Suppose that we use strict dominance to simplify a game \(G\) to a new game \(H\). Then the Nash equilibria of \(H\) are precisely the same as the Nash equilibria of \(G\).
The above theorem justifies the dominance principle that we stated earlier, and explains why we restricted to strict dominance when stating the principle.
The first part of the theorem shows that using weak dominance is fine if we only want to find some solutions of the original game.
To finish this Chapter we will introduce a fundamental result that will be very useful when we are looking for Nash equilibria.
As usual we will denote the payoff matrices for players 1 and 2 by \(A\) and \(B\) respectively.
We will sometimes denote by \(i\) the \(i\)th pure strategy for either player. So, for example, instead of writing \[\underline{x}= (0,0,1,0)\] we may just denote this strategy by the number \(3\).

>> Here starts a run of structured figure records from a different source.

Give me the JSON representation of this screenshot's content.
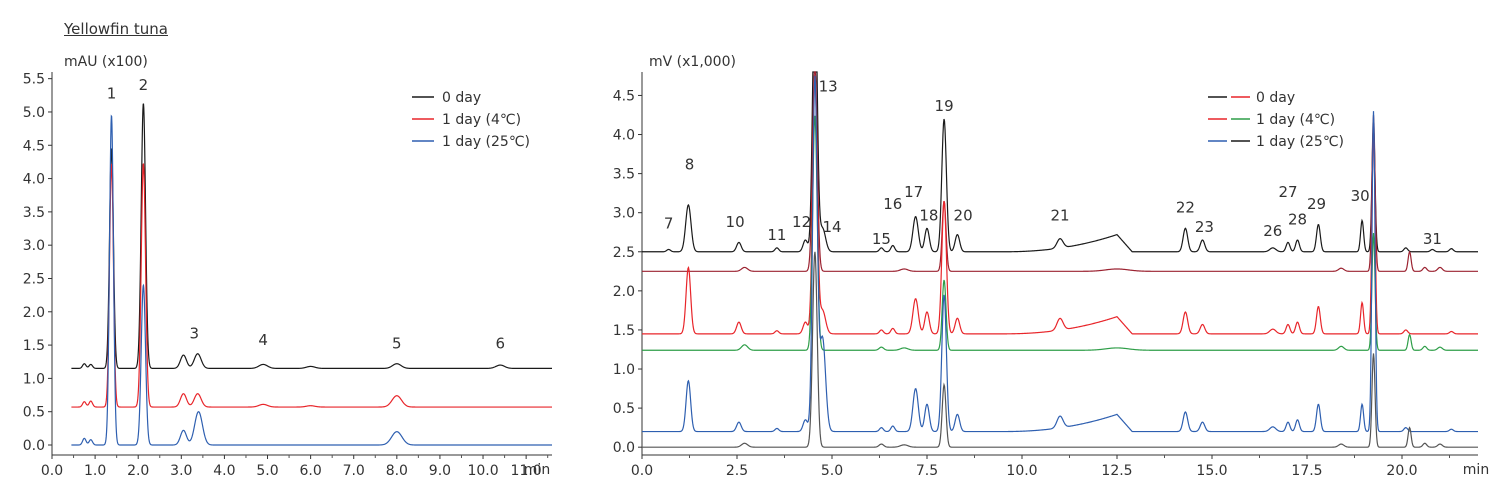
{
  "figure_title": "Yellowfin tuna",
  "chart_data": [
    {
      "type": "line",
      "ylabel": "mAU (x100)",
      "x_unit": "min",
      "xlim": [
        0.0,
        11.6
      ],
      "ylim": [
        -0.15,
        5.6
      ],
      "x_ticks": [
        "0.0",
        "1.0",
        "2.0",
        "3.0",
        "4.0",
        "5.0",
        "6.0",
        "7.0",
        "8.0",
        "9.0",
        "10.0",
        "11.0"
      ],
      "y_ticks": [
        "0.0",
        "0.5",
        "1.0",
        "1.5",
        "2.0",
        "2.5",
        "3.0",
        "3.5",
        "4.0",
        "4.5",
        "5.0",
        "5.5"
      ],
      "legend": {
        "position": "top-right",
        "entries": [
          {
            "label": "0 day",
            "color": "#1a1a1a"
          },
          {
            "label": "1 day (4℃)",
            "color": "#e8252a"
          },
          {
            "label": "1 day (25℃)",
            "color": "#2e5fb0"
          }
        ]
      },
      "peak_labels": [
        {
          "text": "1",
          "x": 1.38,
          "y": 5.2
        },
        {
          "text": "2",
          "x": 2.12,
          "y": 5.33
        },
        {
          "text": "3",
          "x": 3.3,
          "y": 1.6
        },
        {
          "text": "4",
          "x": 4.9,
          "y": 1.5
        },
        {
          "text": "5",
          "x": 8.0,
          "y": 1.45
        },
        {
          "text": "6",
          "x": 10.4,
          "y": 1.45
        }
      ],
      "series": [
        {
          "name": "0 day",
          "color": "#1a1a1a",
          "baseline": 1.15,
          "x_start": 0.45,
          "x_end": 11.6,
          "peaks": [
            [
              0.75,
              0.07,
              0.04
            ],
            [
              0.9,
              0.06,
              0.04
            ],
            [
              1.38,
              3.3,
              0.045
            ],
            [
              2.12,
              3.98,
              0.05
            ],
            [
              3.05,
              0.2,
              0.07
            ],
            [
              3.38,
              0.22,
              0.08
            ],
            [
              4.9,
              0.06,
              0.1
            ],
            [
              6.0,
              0.03,
              0.1
            ],
            [
              8.0,
              0.07,
              0.1
            ],
            [
              10.4,
              0.05,
              0.1
            ]
          ]
        },
        {
          "name": "1 day (4℃)",
          "color": "#e8252a",
          "baseline": 0.57,
          "x_start": 0.45,
          "x_end": 11.6,
          "peaks": [
            [
              0.75,
              0.08,
              0.04
            ],
            [
              0.9,
              0.09,
              0.04
            ],
            [
              1.38,
              3.65,
              0.045
            ],
            [
              2.12,
              3.66,
              0.05
            ],
            [
              3.05,
              0.2,
              0.07
            ],
            [
              3.38,
              0.2,
              0.08
            ],
            [
              4.9,
              0.04,
              0.1
            ],
            [
              6.0,
              0.02,
              0.1
            ],
            [
              8.0,
              0.17,
              0.11
            ]
          ]
        },
        {
          "name": "1 day (25℃)",
          "color": "#2e5fb0",
          "baseline": 0.0,
          "x_start": 0.45,
          "x_end": 11.6,
          "peaks": [
            [
              0.75,
              0.1,
              0.04
            ],
            [
              0.9,
              0.08,
              0.04
            ],
            [
              1.38,
              4.95,
              0.045
            ],
            [
              2.12,
              2.4,
              0.05
            ],
            [
              3.05,
              0.22,
              0.07
            ],
            [
              3.4,
              0.5,
              0.09
            ],
            [
              8.0,
              0.2,
              0.12
            ]
          ]
        }
      ]
    },
    {
      "type": "line",
      "ylabel": "mV (x1,000)",
      "x_unit": "min",
      "xlim": [
        0.0,
        22.0
      ],
      "ylim": [
        -0.1,
        4.8
      ],
      "x_ticks": [
        "0.0",
        "2.5",
        "5.0",
        "7.5",
        "10.0",
        "12.5",
        "15.0",
        "17.5",
        "20.0"
      ],
      "y_ticks": [
        "0.0",
        "0.5",
        "1.0",
        "1.5",
        "2.0",
        "2.5",
        "3.0",
        "3.5",
        "4.0",
        "4.5"
      ],
      "legend": {
        "position": "top-right",
        "entries": [
          {
            "label": "0 day",
            "colors": [
              "#1a1a1a",
              "#e8252a"
            ]
          },
          {
            "label": "1 day (4℃)",
            "colors": [
              "#e8252a",
              "#2e9e48"
            ]
          },
          {
            "label": "1 day (25℃)",
            "colors": [
              "#2e5fb0",
              "#1a1a1a"
            ]
          }
        ]
      },
      "peak_labels": [
        {
          "text": "7",
          "x": 0.7,
          "y": 2.8
        },
        {
          "text": "8",
          "x": 1.25,
          "y": 3.55
        },
        {
          "text": "10",
          "x": 2.45,
          "y": 2.82
        },
        {
          "text": "11",
          "x": 3.55,
          "y": 2.65
        },
        {
          "text": "12",
          "x": 4.2,
          "y": 2.82
        },
        {
          "text": "13",
          "x": 4.9,
          "y": 4.55
        },
        {
          "text": "14",
          "x": 5.0,
          "y": 2.75
        },
        {
          "text": "15",
          "x": 6.3,
          "y": 2.6
        },
        {
          "text": "16",
          "x": 6.6,
          "y": 3.05
        },
        {
          "text": "17",
          "x": 7.15,
          "y": 3.2
        },
        {
          "text": "18",
          "x": 7.55,
          "y": 2.9
        },
        {
          "text": "19",
          "x": 7.95,
          "y": 4.3
        },
        {
          "text": "20",
          "x": 8.45,
          "y": 2.9
        },
        {
          "text": "21",
          "x": 11.0,
          "y": 2.9
        },
        {
          "text": "22",
          "x": 14.3,
          "y": 3.0
        },
        {
          "text": "23",
          "x": 14.8,
          "y": 2.75
        },
        {
          "text": "26",
          "x": 16.6,
          "y": 2.7
        },
        {
          "text": "27",
          "x": 17.0,
          "y": 3.2
        },
        {
          "text": "28",
          "x": 17.25,
          "y": 2.85
        },
        {
          "text": "29",
          "x": 17.75,
          "y": 3.05
        },
        {
          "text": "30",
          "x": 18.9,
          "y": 3.15
        },
        {
          "text": "31",
          "x": 20.8,
          "y": 2.6
        }
      ],
      "series": [
        {
          "name": "0 day (a)",
          "color": "#1a1a1a",
          "baseline": 2.5,
          "x_start": 0.0,
          "x_end": 22.0,
          "hump": {
            "start": 9.5,
            "peak": 12.5,
            "end": 12.9,
            "height": 0.22
          },
          "peaks": [
            [
              0.7,
              0.03,
              0.05
            ],
            [
              1.22,
              0.6,
              0.07
            ],
            [
              2.55,
              0.12,
              0.06
            ],
            [
              3.55,
              0.05,
              0.05
            ],
            [
              4.3,
              0.15,
              0.06
            ],
            [
              4.55,
              3.5,
              0.06
            ],
            [
              4.75,
              0.3,
              0.08
            ],
            [
              6.3,
              0.05,
              0.05
            ],
            [
              6.6,
              0.08,
              0.05
            ],
            [
              7.2,
              0.45,
              0.07
            ],
            [
              7.5,
              0.3,
              0.06
            ],
            [
              7.95,
              1.7,
              0.06
            ],
            [
              8.3,
              0.22,
              0.06
            ],
            [
              11.0,
              0.12,
              0.08
            ],
            [
              14.3,
              0.3,
              0.06
            ],
            [
              14.75,
              0.15,
              0.06
            ],
            [
              16.6,
              0.05,
              0.08
            ],
            [
              17.0,
              0.12,
              0.05
            ],
            [
              17.25,
              0.15,
              0.05
            ],
            [
              17.8,
              0.35,
              0.05
            ],
            [
              18.95,
              0.4,
              0.04
            ],
            [
              19.25,
              1.6,
              0.04
            ],
            [
              20.1,
              0.05,
              0.05
            ],
            [
              20.8,
              0.03,
              0.05
            ],
            [
              21.3,
              0.04,
              0.05
            ]
          ]
        },
        {
          "name": "0 day (b)",
          "color": "#9b2230",
          "baseline": 2.25,
          "x_start": 0.0,
          "x_end": 22.0,
          "peaks": [
            [
              2.7,
              0.05,
              0.08
            ],
            [
              4.55,
              2.7,
              0.06
            ],
            [
              6.9,
              0.03,
              0.1
            ],
            [
              7.95,
              0.9,
              0.05
            ],
            [
              12.5,
              0.03,
              0.3
            ],
            [
              18.4,
              0.04,
              0.07
            ],
            [
              19.25,
              2.0,
              0.04
            ],
            [
              20.2,
              0.25,
              0.04
            ],
            [
              20.6,
              0.05,
              0.05
            ],
            [
              21.0,
              0.05,
              0.06
            ]
          ]
        },
        {
          "name": "1 day (4℃) (a)",
          "color": "#e8252a",
          "baseline": 1.45,
          "x_start": 0.0,
          "x_end": 22.0,
          "hump": {
            "start": 9.5,
            "peak": 12.5,
            "end": 12.9,
            "height": 0.22
          },
          "peaks": [
            [
              1.22,
              0.85,
              0.06
            ],
            [
              2.55,
              0.15,
              0.06
            ],
            [
              3.55,
              0.04,
              0.05
            ],
            [
              4.3,
              0.15,
              0.06
            ],
            [
              4.55,
              3.3,
              0.06
            ],
            [
              4.75,
              0.3,
              0.08
            ],
            [
              6.3,
              0.05,
              0.05
            ],
            [
              6.6,
              0.07,
              0.05
            ],
            [
              7.2,
              0.45,
              0.07
            ],
            [
              7.5,
              0.28,
              0.06
            ],
            [
              7.95,
              1.7,
              0.06
            ],
            [
              8.3,
              0.2,
              0.06
            ],
            [
              11.0,
              0.15,
              0.08
            ],
            [
              14.3,
              0.28,
              0.06
            ],
            [
              14.75,
              0.12,
              0.06
            ],
            [
              16.6,
              0.06,
              0.08
            ],
            [
              17.0,
              0.12,
              0.05
            ],
            [
              17.25,
              0.15,
              0.05
            ],
            [
              17.8,
              0.35,
              0.05
            ],
            [
              18.95,
              0.4,
              0.04
            ],
            [
              19.25,
              2.6,
              0.04
            ],
            [
              20.1,
              0.05,
              0.05
            ],
            [
              21.3,
              0.03,
              0.05
            ]
          ]
        },
        {
          "name": "1 day (4℃) (b)",
          "color": "#2e9e48",
          "baseline": 1.24,
          "x_start": 0.0,
          "x_end": 22.0,
          "peaks": [
            [
              2.7,
              0.07,
              0.08
            ],
            [
              4.55,
              3.0,
              0.06
            ],
            [
              6.3,
              0.04,
              0.06
            ],
            [
              6.9,
              0.03,
              0.1
            ],
            [
              7.95,
              0.9,
              0.05
            ],
            [
              12.5,
              0.03,
              0.3
            ],
            [
              18.4,
              0.05,
              0.07
            ],
            [
              19.25,
              1.5,
              0.04
            ],
            [
              20.2,
              0.2,
              0.04
            ],
            [
              20.6,
              0.05,
              0.05
            ],
            [
              21.0,
              0.04,
              0.06
            ]
          ]
        },
        {
          "name": "1 day (25℃) (a)",
          "color": "#2e5fb0",
          "baseline": 0.2,
          "x_start": 0.0,
          "x_end": 22.0,
          "hump": {
            "start": 9.5,
            "peak": 12.5,
            "end": 12.9,
            "height": 0.22
          },
          "peaks": [
            [
              1.22,
              0.65,
              0.06
            ],
            [
              2.55,
              0.12,
              0.06
            ],
            [
              3.55,
              0.04,
              0.05
            ],
            [
              4.3,
              0.15,
              0.06
            ],
            [
              4.55,
              4.5,
              0.06
            ],
            [
              4.75,
              1.2,
              0.08
            ],
            [
              6.3,
              0.05,
              0.05
            ],
            [
              6.6,
              0.07,
              0.05
            ],
            [
              7.2,
              0.55,
              0.07
            ],
            [
              7.5,
              0.35,
              0.06
            ],
            [
              7.95,
              1.75,
              0.06
            ],
            [
              8.3,
              0.22,
              0.06
            ],
            [
              11.0,
              0.15,
              0.08
            ],
            [
              14.3,
              0.25,
              0.06
            ],
            [
              14.75,
              0.12,
              0.06
            ],
            [
              16.6,
              0.06,
              0.08
            ],
            [
              17.0,
              0.12,
              0.05
            ],
            [
              17.25,
              0.15,
              0.05
            ],
            [
              17.8,
              0.35,
              0.05
            ],
            [
              18.95,
              0.35,
              0.04
            ],
            [
              19.25,
              4.1,
              0.04
            ],
            [
              20.1,
              0.05,
              0.05
            ],
            [
              21.3,
              0.03,
              0.05
            ]
          ]
        },
        {
          "name": "1 day (25℃) (b)",
          "color": "#555555",
          "baseline": 0.0,
          "x_start": 0.0,
          "x_end": 22.0,
          "peaks": [
            [
              2.7,
              0.05,
              0.08
            ],
            [
              4.55,
              2.5,
              0.06
            ],
            [
              6.3,
              0.04,
              0.06
            ],
            [
              6.9,
              0.03,
              0.1
            ],
            [
              7.95,
              0.8,
              0.05
            ],
            [
              18.4,
              0.04,
              0.07
            ],
            [
              19.25,
              1.2,
              0.04
            ],
            [
              20.2,
              0.25,
              0.04
            ],
            [
              20.6,
              0.05,
              0.05
            ],
            [
              21.0,
              0.04,
              0.06
            ]
          ]
        }
      ]
    }
  ]
}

We can now state our basic result, which is sometimes referred to as the best response condition or the equilibrium theorem but which we will refer to as the equality of payoffs theorem.
Theorem 2.18: (The Equality of Payoffs Theorem)

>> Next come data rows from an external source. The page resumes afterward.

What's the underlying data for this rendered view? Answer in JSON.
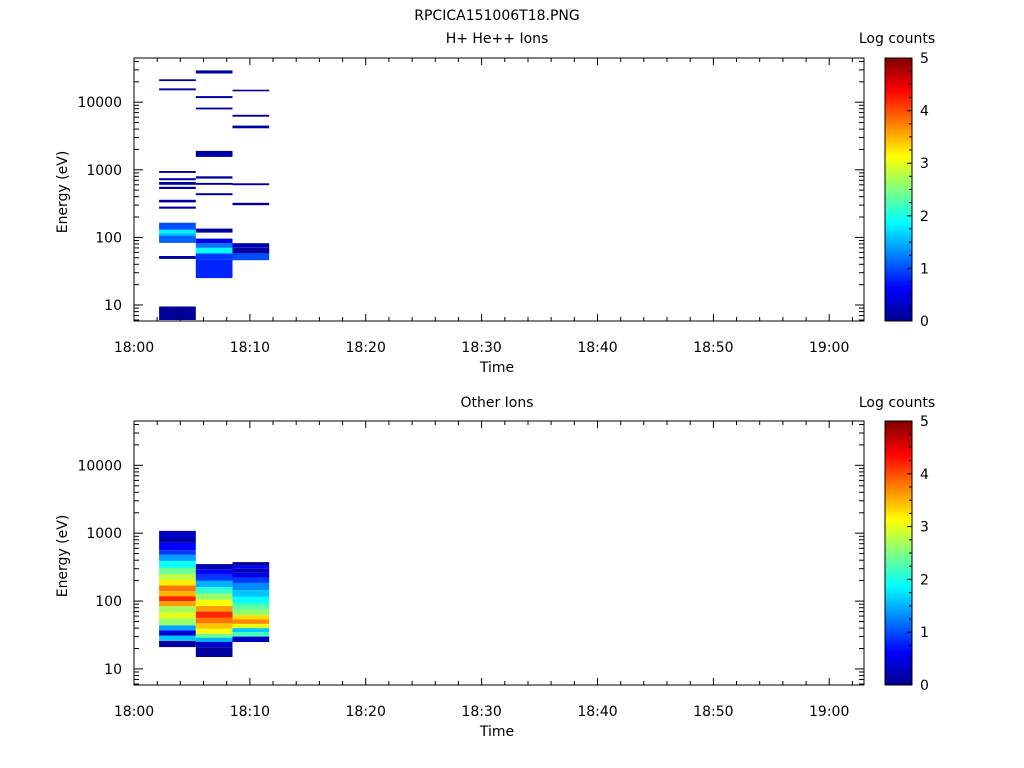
{
  "figure_title": "RPCICA151006T18.PNG",
  "chart_data": [
    {
      "type": "heatmap",
      "title": "H+ He++ Ions",
      "xlabel": "Time",
      "ylabel": "Energy (eV)",
      "y_scale": "log",
      "ylim": [
        5.8,
        45000
      ],
      "xlim": [
        "18:00",
        "19:03"
      ],
      "x_ticks": [
        "18:00",
        "18:10",
        "18:20",
        "18:30",
        "18:40",
        "18:50",
        "19:00"
      ],
      "y_ticks": [
        "10",
        "100",
        "1000",
        "10000"
      ],
      "colorbar": {
        "label": "Log counts",
        "range": [
          0,
          5
        ],
        "ticks": [
          "0",
          "1",
          "2",
          "3",
          "4",
          "5"
        ]
      },
      "columns": [
        {
          "t_start": "18:02:10",
          "t_end": "18:05:20",
          "cells": [
            {
              "e_low": 6,
              "e_high": 9.5,
              "log_counts": 0.05
            },
            {
              "e_low": 48,
              "e_high": 53,
              "log_counts": 0.1
            },
            {
              "e_low": 83,
              "e_high": 105,
              "log_counts": 1.1
            },
            {
              "e_low": 105,
              "e_high": 115,
              "log_counts": 1.5
            },
            {
              "e_low": 115,
              "e_high": 130,
              "log_counts": 1.8
            },
            {
              "e_low": 130,
              "e_high": 165,
              "log_counts": 1.0
            },
            {
              "e_low": 265,
              "e_high": 285,
              "log_counts": 0.1
            },
            {
              "e_low": 330,
              "e_high": 360,
              "log_counts": 0.1
            },
            {
              "e_low": 520,
              "e_high": 560,
              "log_counts": 0.1
            },
            {
              "e_low": 600,
              "e_high": 660,
              "log_counts": 0.1
            },
            {
              "e_low": 700,
              "e_high": 750,
              "log_counts": 0.1
            },
            {
              "e_low": 900,
              "e_high": 960,
              "log_counts": 0.1
            },
            {
              "e_low": 15000,
              "e_high": 16000,
              "log_counts": 0.1
            },
            {
              "e_low": 20500,
              "e_high": 21800,
              "log_counts": 0.1
            }
          ]
        },
        {
          "t_start": "18:05:20",
          "t_end": "18:08:30",
          "cells": [
            {
              "e_low": 25,
              "e_high": 47,
              "log_counts": 0.8
            },
            {
              "e_low": 47,
              "e_high": 58,
              "log_counts": 0.9
            },
            {
              "e_low": 58,
              "e_high": 70,
              "log_counts": 1.9
            },
            {
              "e_low": 70,
              "e_high": 82,
              "log_counts": 1.2
            },
            {
              "e_low": 82,
              "e_high": 96,
              "log_counts": 0.5
            },
            {
              "e_low": 118,
              "e_high": 135,
              "log_counts": 0.1
            },
            {
              "e_low": 420,
              "e_high": 450,
              "log_counts": 0.1
            },
            {
              "e_low": 600,
              "e_high": 640,
              "log_counts": 0.1
            },
            {
              "e_low": 740,
              "e_high": 800,
              "log_counts": 0.1
            },
            {
              "e_low": 1550,
              "e_high": 1900,
              "log_counts": 0.1
            },
            {
              "e_low": 7800,
              "e_high": 8300,
              "log_counts": 0.1
            },
            {
              "e_low": 11500,
              "e_high": 12300,
              "log_counts": 0.1
            },
            {
              "e_low": 26500,
              "e_high": 29500,
              "log_counts": 0.1
            }
          ]
        },
        {
          "t_start": "18:08:30",
          "t_end": "18:11:40",
          "cells": [
            {
              "e_low": 46,
              "e_high": 58,
              "log_counts": 1.0
            },
            {
              "e_low": 58,
              "e_high": 70,
              "log_counts": 0.1
            },
            {
              "e_low": 70,
              "e_high": 82,
              "log_counts": 0.2
            },
            {
              "e_low": 300,
              "e_high": 325,
              "log_counts": 0.1
            },
            {
              "e_low": 590,
              "e_high": 630,
              "log_counts": 0.1
            },
            {
              "e_low": 4100,
              "e_high": 4500,
              "log_counts": 0.1
            },
            {
              "e_low": 6100,
              "e_high": 6500,
              "log_counts": 0.1
            },
            {
              "e_low": 14500,
              "e_high": 15300,
              "log_counts": 0.1
            }
          ]
        }
      ]
    },
    {
      "type": "heatmap",
      "title": "Other Ions",
      "xlabel": "Time",
      "ylabel": "Energy (eV)",
      "y_scale": "log",
      "ylim": [
        5.8,
        45000
      ],
      "xlim": [
        "18:00",
        "19:03"
      ],
      "x_ticks": [
        "18:00",
        "18:10",
        "18:20",
        "18:30",
        "18:40",
        "18:50",
        "19:00"
      ],
      "y_ticks": [
        "10",
        "100",
        "1000",
        "10000"
      ],
      "colorbar": {
        "label": "Log counts",
        "range": [
          0,
          5
        ],
        "ticks": [
          "0",
          "1",
          "2",
          "3",
          "4",
          "5"
        ]
      },
      "columns": [
        {
          "t_start": "18:02:10",
          "t_end": "18:05:20",
          "cells": [
            {
              "e_low": 21,
              "e_high": 26,
              "log_counts": 0.1
            },
            {
              "e_low": 26,
              "e_high": 31,
              "log_counts": 1.6
            },
            {
              "e_low": 31,
              "e_high": 37,
              "log_counts": 0.4
            },
            {
              "e_low": 37,
              "e_high": 44,
              "log_counts": 1.4
            },
            {
              "e_low": 44,
              "e_high": 55,
              "log_counts": 2.6
            },
            {
              "e_low": 55,
              "e_high": 68,
              "log_counts": 3.0
            },
            {
              "e_low": 68,
              "e_high": 84,
              "log_counts": 2.7
            },
            {
              "e_low": 84,
              "e_high": 100,
              "log_counts": 3.6
            },
            {
              "e_low": 100,
              "e_high": 118,
              "log_counts": 4.2
            },
            {
              "e_low": 118,
              "e_high": 140,
              "log_counts": 3.5
            },
            {
              "e_low": 140,
              "e_high": 170,
              "log_counts": 3.8
            },
            {
              "e_low": 170,
              "e_high": 205,
              "log_counts": 3.2
            },
            {
              "e_low": 205,
              "e_high": 250,
              "log_counts": 2.8
            },
            {
              "e_low": 250,
              "e_high": 310,
              "log_counts": 2.4
            },
            {
              "e_low": 310,
              "e_high": 390,
              "log_counts": 1.9
            },
            {
              "e_low": 390,
              "e_high": 480,
              "log_counts": 1.4
            },
            {
              "e_low": 480,
              "e_high": 560,
              "log_counts": 0.9
            },
            {
              "e_low": 560,
              "e_high": 720,
              "log_counts": 0.6
            },
            {
              "e_low": 720,
              "e_high": 850,
              "log_counts": 0.15
            },
            {
              "e_low": 850,
              "e_high": 1080,
              "log_counts": 0.3
            }
          ]
        },
        {
          "t_start": "18:05:20",
          "t_end": "18:08:30",
          "cells": [
            {
              "e_low": 15,
              "e_high": 21,
              "log_counts": 0.1
            },
            {
              "e_low": 21,
              "e_high": 25,
              "log_counts": 0.3
            },
            {
              "e_low": 25,
              "e_high": 29,
              "log_counts": 1.5
            },
            {
              "e_low": 29,
              "e_high": 33,
              "log_counts": 2.4
            },
            {
              "e_low": 33,
              "e_high": 39,
              "log_counts": 3.1
            },
            {
              "e_low": 39,
              "e_high": 47,
              "log_counts": 3.4
            },
            {
              "e_low": 47,
              "e_high": 57,
              "log_counts": 3.8
            },
            {
              "e_low": 57,
              "e_high": 70,
              "log_counts": 4.2
            },
            {
              "e_low": 70,
              "e_high": 85,
              "log_counts": 3.6
            },
            {
              "e_low": 85,
              "e_high": 105,
              "log_counts": 3.1
            },
            {
              "e_low": 105,
              "e_high": 130,
              "log_counts": 2.6
            },
            {
              "e_low": 130,
              "e_high": 160,
              "log_counts": 2.1
            },
            {
              "e_low": 160,
              "e_high": 200,
              "log_counts": 1.5
            },
            {
              "e_low": 200,
              "e_high": 245,
              "log_counts": 0.9
            },
            {
              "e_low": 245,
              "e_high": 290,
              "log_counts": 0.6
            },
            {
              "e_low": 290,
              "e_high": 350,
              "log_counts": 0.2
            }
          ]
        },
        {
          "t_start": "18:08:30",
          "t_end": "18:11:40",
          "cells": [
            {
              "e_low": 25,
              "e_high": 30,
              "log_counts": 0.3
            },
            {
              "e_low": 30,
              "e_high": 35,
              "log_counts": 2.2
            },
            {
              "e_low": 35,
              "e_high": 40,
              "log_counts": 1.6
            },
            {
              "e_low": 40,
              "e_high": 46,
              "log_counts": 3.0
            },
            {
              "e_low": 46,
              "e_high": 54,
              "log_counts": 3.7
            },
            {
              "e_low": 54,
              "e_high": 62,
              "log_counts": 3.3
            },
            {
              "e_low": 62,
              "e_high": 75,
              "log_counts": 2.6
            },
            {
              "e_low": 75,
              "e_high": 92,
              "log_counts": 2.3
            },
            {
              "e_low": 92,
              "e_high": 115,
              "log_counts": 1.9
            },
            {
              "e_low": 115,
              "e_high": 145,
              "log_counts": 1.6
            },
            {
              "e_low": 145,
              "e_high": 185,
              "log_counts": 1.3
            },
            {
              "e_low": 185,
              "e_high": 220,
              "log_counts": 0.9
            },
            {
              "e_low": 220,
              "e_high": 260,
              "log_counts": 0.5
            },
            {
              "e_low": 260,
              "e_high": 300,
              "log_counts": 0.2
            },
            {
              "e_low": 300,
              "e_high": 330,
              "log_counts": 0.6
            },
            {
              "e_low": 330,
              "e_high": 375,
              "log_counts": 0.1
            }
          ]
        }
      ]
    }
  ]
}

Consider a bimatrix game with \(p\times q\) payoff matrices \(A\) and \(B\), and let \[u = \text{max}\{\mathbb E_1(i,\underline{y}): 1 \leq i\leq p\}\quad\text{and}\quad v = \text{max}\{\mathbb E_2(\underline{x},j): 1\leq j\leq q\}.\] Then
- \(\underline{x}\) is a best response to \(\underline{y}\) if and only if \(x_i=0\) whenever \[\mathbb E_1(i,\underline{y})<u.\]
- \(\underline{y}\) is a best response to \(\underline{x}\) if and only if \(y_j=0\) whenever \[\mathbb E_2(\underline{x},j)<v.\]
A proof of this result can be found in Section 6.4 of von Stengel.
Example 2.19
We revisit Example 2.5. Consider the game
L | M | R | |
---|---|---|---|
U | \((1,-1)\) | \((1,-1)\) | \((1,-1)\) |
M | \((1,-1)\) | \((2,-2)\) | \((0,0)\) |
D | \((1,-1)\) | \((0,0)\) | \((2,-2)\) |
and suppose that player 1 believes that player 2 will used the mixed strategy \((\frac{1}{4},\frac{1}{4},\frac{1}{2})\). What is their best response?
Example completed by hand in the lecture
In this example the maximum value \(u\) was only attained for a single choice of \(i\), and so the best response was a pure strategy.
In general there may be multiple components where the maximum value is attained, and in such cases we will have infinitely many choices of \(\underline{x}\).
Thus if we are only looking for a best response to a given strategy then we now have an elementary method for finding them.
For a Nash equilibrium life is not so straightforward, as both strategies are initially unknown, and each of them has to satisfy the conditions of the Equality of Payoffs Theorem with respect to the other.
However, we will see that this theorem is still a valuable tool in finding such equilibria.